Math 401

Spring 2015

A first course in rings and groups out of Shifrin.

Syllabus.
Errata for the textbook.
Handout on Writing by Jack Lee.
Reading 1 (due 1/11): Section 1.2.
Homework 1 (due 1/13):
With a partner and using a computer, find expressions for the following as polynomials in n:
- 1⁵ + 2⁵ + … + n⁵
- 1⁶ + 2⁶ + … + n⁶
- However many more you feel like doing.
Comment on any patterns that you observe. Prove one of your expressions by induction.
Reading 2 (due 1/18): Section 1.3.
Homework 2 (due 1/22):
- Section 1.2 #1 (choose three parts), 3, 7, 12, 13.
- Section 3.1 #2 (choose two parts). The Euclidean algorithm works for polynomials the same as it does for numbers, so this is just like 1.2 #1.
Homework 3 (due 1/29):
- Section 1.3 #5, 14, 20 (choose three parts).
Homework 3½ (due 2/3): Do one or both:
- Compose a message, encode it in blocks of nine letters using Shifrin's code A = 01, B = 02, …, space = 00, period = 27, encrypt it using RSA with N = 340196134436655019 and e = 3, and send it to me. I will send you back the plain text.
- Choose prime numbers p and q such that k = (p-1)(q-1) is relatively prime to e = 3, and compute d. Send me N = pq. (Do not send me p, q, k, or d!) I will send you a secret message to decrypt and decode. Bonus points if my computer can't factor your N in less than a minute. (But no bonus points if I can google your number.)
Homework 4 (due 2/5):
- Let R be a commutative ring and a, b, d ∈ R. Show that if (a,b) = (d) then d is a greatest common divisor of a and b.

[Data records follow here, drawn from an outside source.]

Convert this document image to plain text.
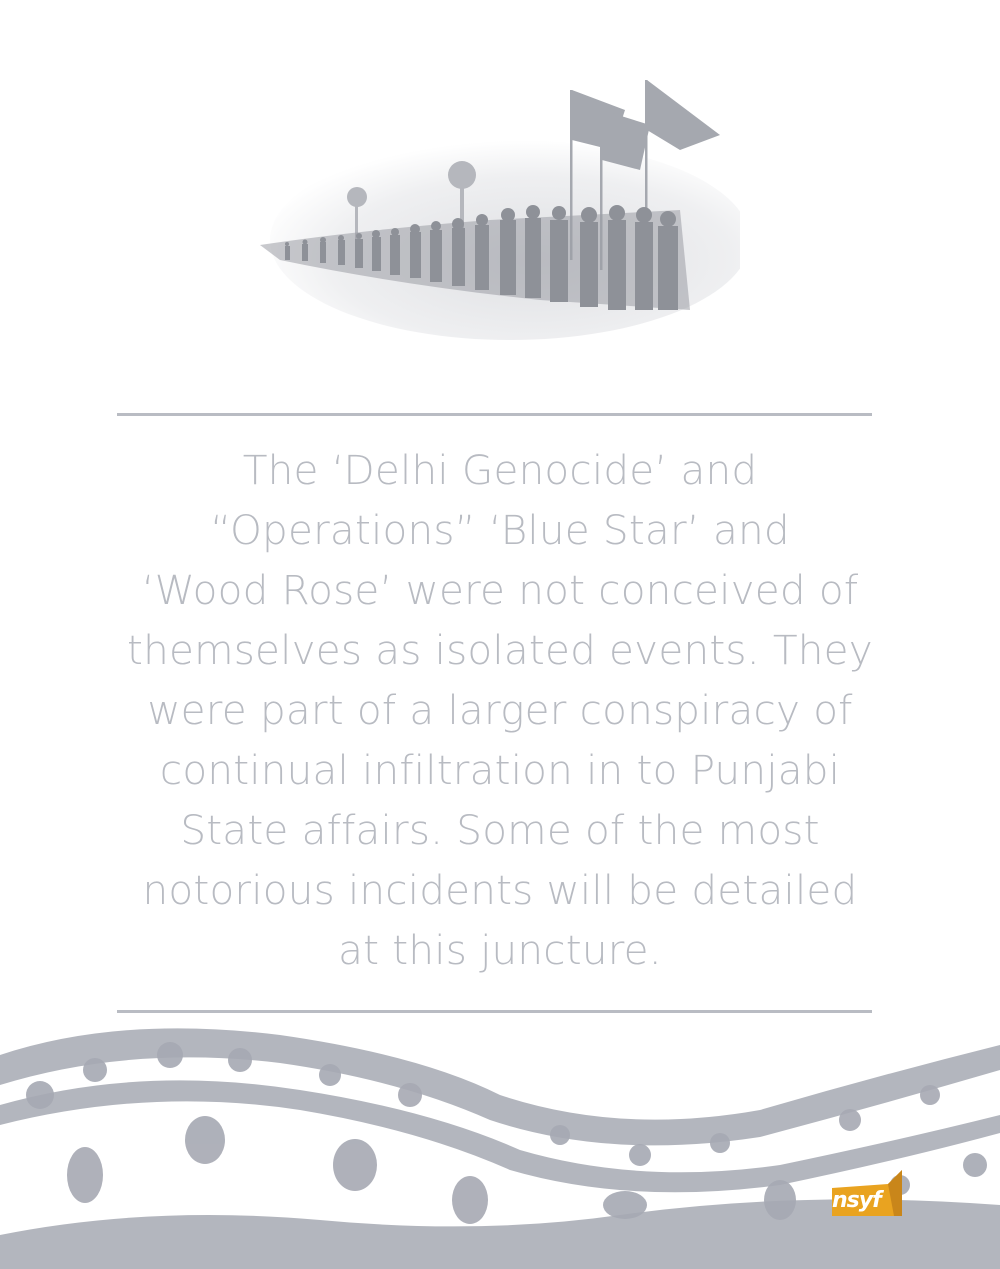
The ‘Delhi Genocide’ and
“Operations” ‘Blue Star’ and
‘Wood Rose’ were not conceived of
themselves as isolated events. They
were part of a larger conspiracy of
continual infiltration in to Punjabi
State affairs. Some of the most
notorious incidents will be detailed
at this juncture.
nsyf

- Let R be an integral domain and a, b ∈ R. Show that (a) = (b) if and only if there is a unit u in R such that a = ub.
Reading 3 (due 2/15): Sections 3.3 and 4.1.
Homework 5 (due 2/19):
- Section 1.3 #21 (choose three parts)
- Section 1.4 #4
- Section 2.2 #11a
- Section 2.3 #6 and 9 (choose two parts)

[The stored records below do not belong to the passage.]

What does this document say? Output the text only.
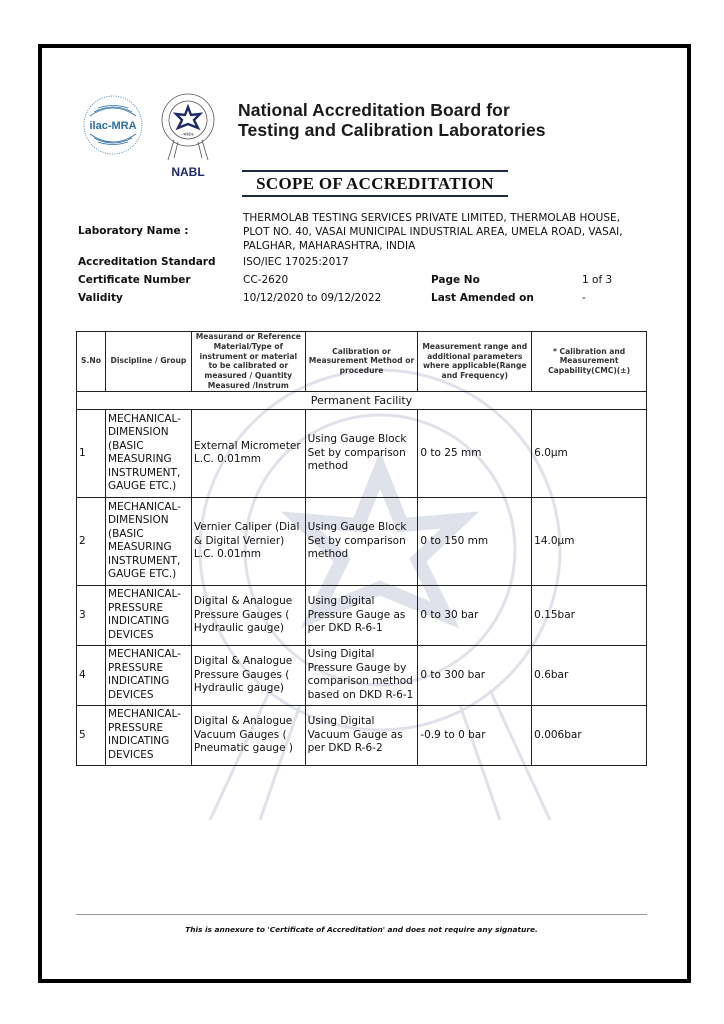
ilac-MRA
-भारत-
NABL
National Accreditation Board for
Testing and Calibration Laboratories
SCOPE OF ACCREDITATION
Laboratory Name :
THERMOLAB TESTING SERVICES PRIVATE LIMITED, THERMOLAB HOUSE, PLOT NO. 40, VASAI MUNICIPAL INDUSTRIAL AREA, UMELA ROAD, VASAI, PALGHAR, MAHARASHTRA, INDIA
Accreditation Standard	ISO/IEC 17025:2017
Certificate Number	CC-2620	Page No	1 of 3
Validity	10/12/2020 to 09/12/2022	Last Amended on	-
S.No	Discipline / Group	Measurand or Reference Material/Type of instrument or material to be calibrated or measured / Quantity Measured /Instrum	Calibration or Measurement Method or procedure	Measurement range and additional parameters where applicable(Range and Frequency)	* Calibration and Measurement Capability(CMC)(±)
Permanent Facility					
1	MECHANICAL- DIMENSION (BASIC MEASURING INSTRUMENT, GAUGE ETC.)	External Micrometer L.C. 0.01mm	Using Gauge Block Set by comparison method	0 to 25 mm	6.0µm
2	MECHANICAL- DIMENSION (BASIC MEASURING INSTRUMENT, GAUGE ETC.)	Vernier Caliper (Dial & Digital Vernier) L.C. 0.01mm	Using Gauge Block Set by comparison method	0 to 150 mm	14.0µm
3	MECHANICAL- PRESSURE INDICATING DEVICES	Digital & Analogue Pressure Gauges ( Hydraulic gauge)	Using Digital Pressure Gauge as per DKD R-6-1	0 to 30 bar	0.15bar
4	MECHANICAL- PRESSURE INDICATING DEVICES	Digital & Analogue Pressure Gauges ( Hydraulic gauge)	Using Digital Pressure Gauge by comparison method based on DKD R-6-1	0 to 300 bar	0.6bar
5	MECHANICAL- PRESSURE INDICATING DEVICES	Digital & Analogue Vacuum Gauges ( Pneumatic gauge )	Using Digital Vacuum Gauge as per DKD R-6-2	-0.9 to 0 bar	0.006bar
This is annexure to 'Certificate of Accreditation' and does not require any signature.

- Section 2.4 #6 (choose one part; ignore the thing about Δ and Proposition 4.4)
- Section 3.1 #10
- Seciton 3.2 #10
First midterm has been moved to ~~Thursday 2/19~~ Tuesday 2/24.
Midterm 1, Solutions, tex.
Reading 4 (due 3/15): Section 4.3.
Homework 6 (due 3/19):
- Section 3.3 #2 (do half, and use the table on page 112 if you want), 9 (optional), 10.
- Section 4.1 #8 and 17. To #17 add the following: Let K ⊂ R be a third ideal; show that if I ⊂ K and J ⊂ K then I + J ⊂ K; observe that if K ⊂ I and K ⊂ J then K ⊂ I ∩ J (this is trivial); interpret these in terms of “a divides b” type statements. Show that IJ ⊂ I ∩ J, but give an example where IJ ≠ I ∩ J. Find the sum and intersection of each pair of our three favorite ideals in Z[√-5]: I = (2, 1+√-5) = (2, 1-√-5) = (1+√-5, 1-√-5), J₁ = (3, 1+√-5), and J₂ = (3, 1-√-5).
- Section 4.2 #1, 4b, 5, 8.
Reading 5 (due 3/29): Section 6.1.
Homework 7 (due 4/2):
- Section 4.2 #21.
- Section 4.3 #1 (choose one part), 14 (this is not a typo), 2, 8, 15.
- Section 5.2 #7, 13 (hint: 72° = 2π/5 is constructible by exercise 2.4.10).
Second midterm has been moved to ~~Tuesday 4/7~~ Thursday 4/9.
Midterm 2, Solutions, tex.
Homework 7 (due 4/27):
1. Let's understand the group of units in the ring Z_n for n ≤ 20. The Chinese Remainder Theorem says that if m and n are relatively prime then Z_m × Z_n is isomorphic to Z_mn as rings. Thus in particular the additive group Z_m × Z_n is isomorphic to Z_mn, and the group of units Z_m^× × Z_n^× is isomorphic to Z_mn^×.
  1. Show that if R and S are rings then the group of units (R × S)^× is isomorphic to R^× × S^×.
  2. Find the orders of Z₂^×, Z₄^×, Z₈^×, and Z₁₆^×. Is Z₈^× isomorphic to the additive group Z₄, or to Z₂ × Z₂? Is Z₁₆^× isomorphic to Z₈, or to Z₄ × Z₂, or to Z₂ × Z₂ × Z₂? Why are those last three not isomorphic to one another?
  3. Find the orders of Z₃^× and Z₉^×. What additive groups are they isomorphic to?
  4. For all n ≤ 20, find the order of Z_n^×, and decide which additive group it is isomorphic to.
2. Let G be a group. Show that the map φ: G → G defined by φ(g) = g² is a homomorphism if and only if G is abelian.
3. Let G be a group and H be a subgroup. Show that the following are equivalent:
  1. For all g ∈ G we have gHg^-1 = H.
  2. For all g ∈ G we have gHg^-1 ⊂ H.
4. Let D₅ act on itself by conjugation. What are the orbits? Pick one element of each orbit and find its stabilizer. Use the notation
  D₅ = { 1, r, r², r³, r⁴, s, sr, sr², sr³, sr⁴ }
  and the fact that r^ks = sr^-k. Do the same for D₆ and S₅. With S₅ use cycle notation.
- Finally, do section 6.1 #22 and 25 and section 6.3 #25.
Office hours Thursday 4/23, 1:00–3:00 and Friday 4/24 10:00–11:30.
Final Exam, Solutions, tex.